Nuelasin n°175 – 24 mai 2024

Bozusë, 

            A un moment, je pensais que je n’allais plus pouvoir sortir Nuelasin. Surmenage avec toute l’actualité du pays. Mais une foi ‘intérieure’ me poussa tout de même à poursuivre. Je savais que je n’étais pas seul dans cette posture. D’autres personnes autour de moi, écrivaient. Elles me lisaient aussi et me soutenaient dans le travail d’écriture. La semaine dernière, j’ai reçu un mail de la Papouasie Nouvelle-Guinée. Un écrivain papou me soutenait, pas moi seulement, mais aussi les autres écrivains de Nouvelle-Calédonie. Par Nuelasin, je transmets le message de Baka Bina. Il pense à nous pendant ces moments troubles que vit notre pays. Je pense aussi à Claudia Rizet qui écrit et qui publie des messages de vie dans son blog Présence kanak sur le Net. On ne se voit pas, mais le cœur est là. Palpable. Amitiés. 

            Je donne un peu de mes nouvelles du Nord de la Nouvelle-Calédonie et plus particulièrement de Voh. Ici c’est plutôt calme mais on suit avec force toute la tragédie qui se noue dans la capitale. Nous avons nos familles là-bas calfeutrées chez elles alors que la pénurie de nourritures et des biens de première nécessité se fait de plus en plus pesante. 

Aujourd’hui jeudi 23 mai 24, la venue de notre président de la république dans le pays est à la Une de l’actualité. Je suis comme Monsieur tout le monde. J’espère qu’il apportera une aide qui va contribuer à faire revenir le calme. La priorité. 
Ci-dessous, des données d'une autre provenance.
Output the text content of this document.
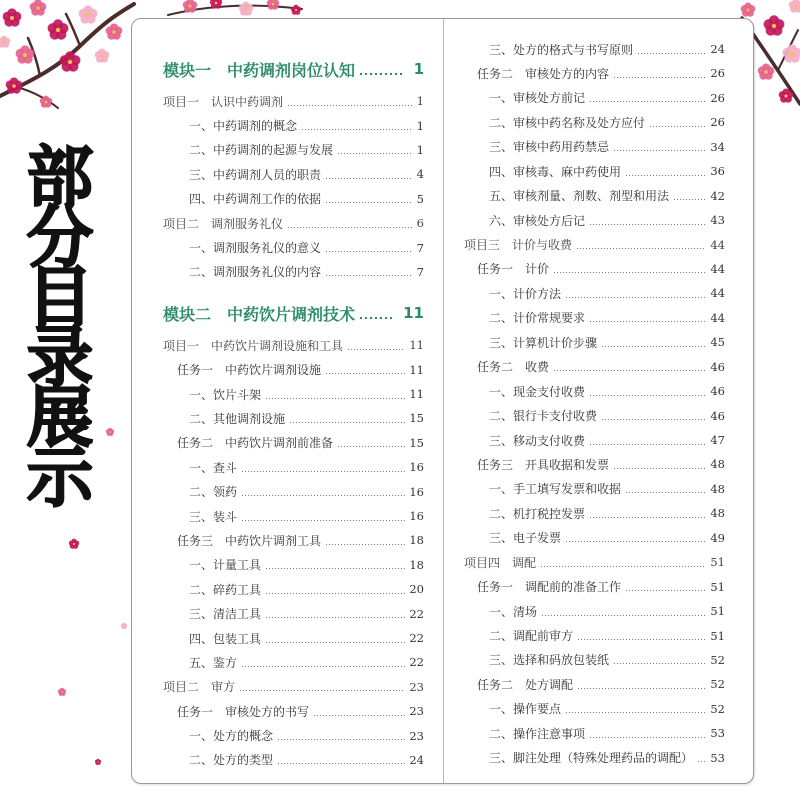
部分目录展示
模块一　中药调剂岗位认知	1
项目一　认识中药调剂	1
一、中药调剂的概念	1
二、中药调剂的起源与发展	1
三、中药调剂人员的职责	4
四、中药调剂工作的依据	5
项目二　调剂服务礼仪	6
一、调剂服务礼仪的意义	7
二、调剂服务礼仪的内容	7
模块二　中药饮片调剂技术	11
项目一　中药饮片调剂设施和工具	11
任务一　中药饮片调剂设施	11
一、饮片斗架	11
二、其他调剂设施	15
任务二　中药饮片调剂前准备	15
一、查斗	16
二、领药	16
三、装斗	16
任务三　中药饮片调剂工具	18
一、计量工具	18
二、碎药工具	20
三、清洁工具	22
四、包装工具	22
五、鉴方	22
项目二　审方	23
任务一　审核处方的书写	23
一、处方的概念	23
二、处方的类型	24
三、处方的格式与书写原则	24
任务二　审核处方的内容	26
一、审核处方前记	26
二、审核中药名称及处方应付	26
三、审核中药用药禁忌	34
四、审核毒、麻中药使用	36
五、审核剂量、剂数、剂型和用法	42
六、审核处方后记	43
项目三　计价与收费	44
任务一　计价	44
一、计价方法	44
二、计价常规要求	44
三、计算机计价步骤	45
任务二　收费	46
一、现金支付收费	46
二、银行卡支付收费	46
三、移动支付收费	47
任务三　开具收据和发票	48
一、手工填写发票和收据	48
二、机打税控发票	48
三、电子发票	49
项目四　调配	51
任务一　调配前的准备工作	51
一、清场	51
二、调配前审方	51
三、选择和码放包装纸	52
任务二　处方调配	52
一、操作要点	52
二、操作注意事项	53
三、脚注处理（特殊处理药品的调配） 53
            Comme activité du week-end dernier, j’en faisais déjà écho dans Nuelasin 174. C’était l’intronisation du chef de la tribu de Tiéta. Cela s’était fait dans le calme et la joie de vivre. Beaucoup de monde de la région était venu pour apporter les coutumes aux paroles de ce travail. La tribu a maintenant un chef. C’est le socle qui va maintenir l’équilibre et renforcer les liens entre notre tribu et notre collège. 

            Tous les jours, je me rends à l’école, ne serait-ce que pour donner l’âme à l’institution. Nous avons déjà arrêté les cours depuis la semaine dernière, mardi. Et je ne sais quand allons-nous reprendre. En tout cas, je ne pense pas que ce soit pour la semaine prochaine. L’ensemble du réseau routier n’est pas encore opérationnel. J’ai plutôt demandé à tous les profs du collège de faire notre conseil des classes du trimestre par courrier électronique. À l’heure de la mise en page le conseil n’est pas encore terminé pour toutes les classes. Le personnel étant disséminé dans l’ensemble de tout le territoire, des îles Belep au nord jusqu’à Nouméa la capitale au sud. 
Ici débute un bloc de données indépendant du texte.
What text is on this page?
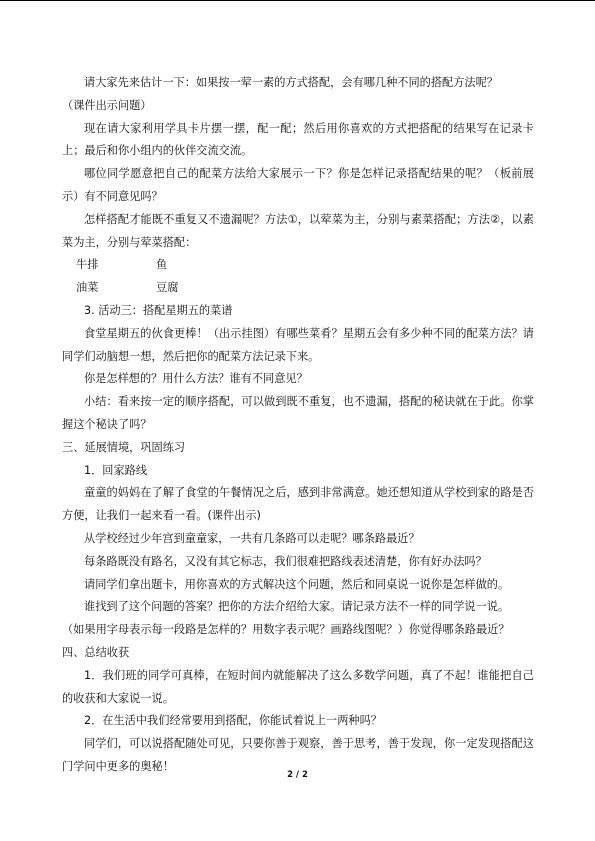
请大家先来估计一下：如果按一荤一素的方式搭配，会有哪几种不同的搭配方法呢？

（课件出示问题）

现在请大家利用学具卡片摆一摆，配一配；然后用你喜欢的方式把搭配的结果写在记录卡上；最后和你小组内的伙伴交流交流。

哪位同学愿意把自己的配菜方法给大家展示一下？你是怎样记录搭配结果的呢？（板前展示）有不同意见吗？

怎样搭配才能既不重复又不遗漏呢？方法①，以荤菜为主，分别与素菜搭配；方法②，以素菜为主，分别与荤菜搭配：

牛排	鱼

油菜	豆腐

3. 活动三：搭配星期五的菜谱

食堂星期五的伙食更棒！（出示挂图）有哪些菜肴？星期五会有多少种不同的配菜方法？请同学们动脑想一想，然后把你的配菜方法记录下来。

你是怎样想的？用什么方法？谁有不同意见？

小结：看来按一定的顺序搭配，可以做到既不重复，也不遗漏，搭配的秘诀就在于此。你掌握这个秘诀了吗？

三、延展情境，巩固练习

1．回家路线

童童的妈妈在了解了食堂的午餐情况之后，感到非常满意。她还想知道从学校到家的路是否方便，让我们一起来看一看。(课件出示)

从学校经过少年宫到童童家，一共有几条路可以走呢？哪条路最近？

每条路既没有路名，又没有其它标志，我们很难把路线表述清楚，你有好办法吗？

请同学们拿出题卡，用你喜欢的方式解决这个问题，然后和同桌说一说你是怎样做的。

谁找到了这个问题的答案？把你的方法介绍给大家。请记录方法不一样的同学说一说。

（如果用字母表示每一段路是怎样的？用数字表示呢？画路线图呢？）你觉得哪条路最近？

四、总结收获

1．我们班的同学可真棒，在短时间内就能解决了这么多数学问题，真了不起！谁能把自己的收获和大家说一说。

2．在生活中我们经常要用到搭配，你能试着说上一两种吗？

同学们，可以说搭配随处可见，只要你善于观察，善于思考，善于发现，你一定发现搭配这门学问中更多的奥秘！

2 / 2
            Hier, ma fille est arrivée de Nouméa. Elle faisait partie du voyage par le Bético, bateau affrété par la Province Nord. Il y avait dans ce périple 282 étudiants partis de la capitale vers 10h. Ils sont arrivés dans le port de Vavouto vers 16h. Ils ont été acheminés après par bus dans leur tribu et village respectifs. Je suis heureux parce que ma fille est arrivée mais aussi parce que j’ai contribué à ce dispositif en collectant les numéros des parents et des étudiants bloqués à Nouméa depuis les émeutes.
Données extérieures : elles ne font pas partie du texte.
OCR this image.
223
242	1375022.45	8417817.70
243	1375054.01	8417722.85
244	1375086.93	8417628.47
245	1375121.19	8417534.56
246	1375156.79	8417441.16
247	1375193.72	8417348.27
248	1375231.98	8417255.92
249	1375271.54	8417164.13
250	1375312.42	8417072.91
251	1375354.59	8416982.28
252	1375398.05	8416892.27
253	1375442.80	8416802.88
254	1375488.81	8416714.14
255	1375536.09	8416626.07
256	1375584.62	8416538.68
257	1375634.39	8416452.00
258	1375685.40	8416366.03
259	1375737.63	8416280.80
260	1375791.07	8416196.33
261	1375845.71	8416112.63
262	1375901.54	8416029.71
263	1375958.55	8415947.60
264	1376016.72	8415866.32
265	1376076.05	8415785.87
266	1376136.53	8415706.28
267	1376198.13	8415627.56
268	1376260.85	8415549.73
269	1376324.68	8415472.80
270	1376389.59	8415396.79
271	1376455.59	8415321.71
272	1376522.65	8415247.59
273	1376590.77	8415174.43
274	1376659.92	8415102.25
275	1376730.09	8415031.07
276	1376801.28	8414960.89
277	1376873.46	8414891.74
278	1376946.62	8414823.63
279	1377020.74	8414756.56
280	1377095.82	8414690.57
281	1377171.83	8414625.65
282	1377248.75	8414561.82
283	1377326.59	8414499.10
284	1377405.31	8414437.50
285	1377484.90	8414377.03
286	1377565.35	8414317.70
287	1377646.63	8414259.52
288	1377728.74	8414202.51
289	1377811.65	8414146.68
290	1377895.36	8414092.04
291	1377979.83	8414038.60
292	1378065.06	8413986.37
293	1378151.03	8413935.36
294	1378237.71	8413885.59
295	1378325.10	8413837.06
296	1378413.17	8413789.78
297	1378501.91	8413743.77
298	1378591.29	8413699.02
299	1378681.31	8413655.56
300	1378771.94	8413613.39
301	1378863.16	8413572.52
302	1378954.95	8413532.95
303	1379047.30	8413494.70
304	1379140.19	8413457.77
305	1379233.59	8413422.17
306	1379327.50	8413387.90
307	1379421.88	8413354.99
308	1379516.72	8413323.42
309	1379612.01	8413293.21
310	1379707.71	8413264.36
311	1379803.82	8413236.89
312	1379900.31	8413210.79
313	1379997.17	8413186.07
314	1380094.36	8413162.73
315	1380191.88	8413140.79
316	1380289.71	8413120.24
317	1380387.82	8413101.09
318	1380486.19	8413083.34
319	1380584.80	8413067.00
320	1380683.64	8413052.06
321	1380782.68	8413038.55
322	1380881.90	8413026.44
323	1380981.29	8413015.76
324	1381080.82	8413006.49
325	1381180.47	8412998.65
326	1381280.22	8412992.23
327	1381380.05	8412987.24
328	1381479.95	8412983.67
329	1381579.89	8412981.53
            J’ai une pensée particulière en ce moment au frère Jules HMALOKO, le photographe à la chaise roulante, parce que son studio à la vallée du tir a subi des dommages pendant les émeutes. J’ai longtemps échangé avec lui au téléphone. Il a perdu des meubles et tout l’outillage pour son travail. Heureusement que les jeunes émeutiers n’ont pas mis le feu parce qu’une vieille (sens kanak du terme) caldoche qui habitait au-dessus du studio leur a crié dessus. Quand les jeunes casseurs furent partis la mamie est descendue de son étage pour récupérer ce qui restait ‘de récupérable’ et l’a stocké chez elle. Elle a appelé Jules par la suite qui, par des chemins détournés s’est rendu sur les lieux. Voilà aussi la solidarité calédonienne qui s’est jouée entre nous habitants de ce pays, pendant ces périodes troubles. J’espère que ce lien-là ne se rompra pas avec le temps mais qu’il dure aussi longtemps que la Terre le permette. Cette chaîne nous portera tous, j’en fais le vœu … jusqu’à notre dernier souffle et même jusqu’aux étoiles. 

Pour accompagner le vieux Maselo, je vous propose Il pleut doucement sur la ville de Paul Verlaine. Au fait, j’hésitais entre cette poésie, Barbara de Prévert et la prière de Gandhi. Bonne lecture et portez-vous bien par ces temps qui courent. Wws

Dans la petite voiture de Maselo

–       Bonjour Mme Géraldine, vous avez entendu la nouvelle ?

–       Oh ! M. Maselo ; laquelle de nouvelle ? Nouvelle par ci, nouvelle par là… 

–       Vous avez raison. Mais moi je revenais à la visite d’une des classes du collège de Tiéta au centre culturel de Pomémi. Je vous dis ça parce que j’ai amené une maman et sa fille qui avaient raté le bus de transport du collège. 

–       C’est pas moi qui vais courir pour ce genre de bêtise. 

–       Vous avez tort Mme Géraldine, l’exposition était très intéressante. La dame qui expose a même écrit une note sur une feuille et a donné à une petite fille du collège. La petite était fin contente. Je dis ça parce que le journal du collège en fait écho. 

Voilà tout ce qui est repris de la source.